Unbounded Fetch (Medium)

Problem:

const response = await fetch(url);

Fix:

const controller = new AbortController();
const timeout = setTimeout(() => controller.abort(), 10000);
 
try {
  const response = await fetch(url, { signal: controller.signal });
  // ... handle response
} finally {
  clearTimeout(timeout);
}

False Positives

Sometimes findings are intentional or safe in context. Common cases:

Test Files

Code in test files might use patterns like eval() intentionally.

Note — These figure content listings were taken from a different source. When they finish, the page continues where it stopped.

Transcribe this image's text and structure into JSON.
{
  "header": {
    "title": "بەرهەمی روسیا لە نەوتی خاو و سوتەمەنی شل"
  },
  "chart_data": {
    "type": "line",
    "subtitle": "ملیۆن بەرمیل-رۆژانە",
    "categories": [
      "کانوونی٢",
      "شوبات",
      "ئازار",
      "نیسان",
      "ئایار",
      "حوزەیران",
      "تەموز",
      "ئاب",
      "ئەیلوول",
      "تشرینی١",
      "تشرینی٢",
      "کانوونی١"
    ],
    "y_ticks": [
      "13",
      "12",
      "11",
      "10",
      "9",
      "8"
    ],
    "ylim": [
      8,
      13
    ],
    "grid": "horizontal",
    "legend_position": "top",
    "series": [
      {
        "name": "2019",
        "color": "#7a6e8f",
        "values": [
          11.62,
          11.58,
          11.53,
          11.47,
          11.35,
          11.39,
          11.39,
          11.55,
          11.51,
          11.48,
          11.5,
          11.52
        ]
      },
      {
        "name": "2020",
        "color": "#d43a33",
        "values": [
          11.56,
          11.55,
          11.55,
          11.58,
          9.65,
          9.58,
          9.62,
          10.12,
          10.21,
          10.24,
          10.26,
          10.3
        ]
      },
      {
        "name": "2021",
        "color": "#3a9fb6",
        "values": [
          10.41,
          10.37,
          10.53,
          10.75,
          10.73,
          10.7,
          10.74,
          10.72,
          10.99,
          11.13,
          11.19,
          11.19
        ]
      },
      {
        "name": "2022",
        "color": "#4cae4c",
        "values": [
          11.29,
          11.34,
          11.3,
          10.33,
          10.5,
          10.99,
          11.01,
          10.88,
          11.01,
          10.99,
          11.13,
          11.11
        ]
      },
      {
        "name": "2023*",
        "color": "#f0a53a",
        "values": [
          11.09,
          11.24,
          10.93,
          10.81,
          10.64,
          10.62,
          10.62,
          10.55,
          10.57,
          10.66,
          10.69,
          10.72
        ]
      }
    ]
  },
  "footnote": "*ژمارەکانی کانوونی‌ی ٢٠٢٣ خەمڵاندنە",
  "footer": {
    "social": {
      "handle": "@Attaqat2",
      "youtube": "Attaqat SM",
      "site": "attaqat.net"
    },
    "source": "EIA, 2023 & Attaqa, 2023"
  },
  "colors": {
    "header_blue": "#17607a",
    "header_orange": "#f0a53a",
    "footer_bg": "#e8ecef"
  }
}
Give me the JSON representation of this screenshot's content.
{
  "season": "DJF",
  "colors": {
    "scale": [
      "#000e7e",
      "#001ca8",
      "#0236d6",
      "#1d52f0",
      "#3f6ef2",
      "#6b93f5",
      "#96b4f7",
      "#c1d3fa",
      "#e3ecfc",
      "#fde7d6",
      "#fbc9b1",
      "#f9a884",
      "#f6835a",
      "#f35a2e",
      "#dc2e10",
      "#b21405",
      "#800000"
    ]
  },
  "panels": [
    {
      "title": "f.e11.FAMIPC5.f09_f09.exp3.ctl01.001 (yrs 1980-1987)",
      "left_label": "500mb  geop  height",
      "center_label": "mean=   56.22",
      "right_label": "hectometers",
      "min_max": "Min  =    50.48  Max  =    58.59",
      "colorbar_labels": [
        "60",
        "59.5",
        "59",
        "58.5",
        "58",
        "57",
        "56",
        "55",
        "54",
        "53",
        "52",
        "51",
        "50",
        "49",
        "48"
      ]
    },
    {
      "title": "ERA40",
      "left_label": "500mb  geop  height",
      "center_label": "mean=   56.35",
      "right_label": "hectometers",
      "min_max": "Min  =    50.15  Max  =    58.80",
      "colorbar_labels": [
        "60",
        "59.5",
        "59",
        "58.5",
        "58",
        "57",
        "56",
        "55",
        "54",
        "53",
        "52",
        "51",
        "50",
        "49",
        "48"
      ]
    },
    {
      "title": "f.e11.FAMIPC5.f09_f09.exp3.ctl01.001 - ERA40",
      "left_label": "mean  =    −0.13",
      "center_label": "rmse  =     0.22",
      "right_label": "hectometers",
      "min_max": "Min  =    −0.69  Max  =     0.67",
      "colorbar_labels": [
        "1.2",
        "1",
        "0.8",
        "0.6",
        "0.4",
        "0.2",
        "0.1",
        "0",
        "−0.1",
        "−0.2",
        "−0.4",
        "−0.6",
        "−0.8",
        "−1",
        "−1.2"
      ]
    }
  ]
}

Consider:

  • Excluding test directories from scans
  • Documenting why the code is necessary

Example/Documentation Code

Sample code in documentation may show vulnerable patterns for educational purposes:

  • Add comments explaining it's an example
  • Keep examples separate from production code

Safe Wrappers

Your code might use a dangerous function but with proper safeguards:

  • Document the safety measures
  • Consider if the pattern can be detected as safe

Exporting Findings

PDF Report

Click Download PDF to get a report with:

  • Executive summary
  • Score breakdown
  • All findings with remediation
  • AI analysis (if available)

Use this for:

  • Security reviews
  • Compliance documentation
  • Stakeholder presentations

Re-scanning

After fixing issues:

  1. Commit your changes
  2. Click Rescan to bypass cache
  3. Compare new findings to original
  4. Verify fixes are working

Tracking Progress

To track security improvements over time:

  1. Initial Scan - Establish baseline
  2. Fix Critical/High - Address urgent issues
  3. Rescan - Verify fixes
  4. Fix Medium - Continue improvement
  5. Set up CI/CD - Prevent regression

See API Reference for automating scans in your pipeline.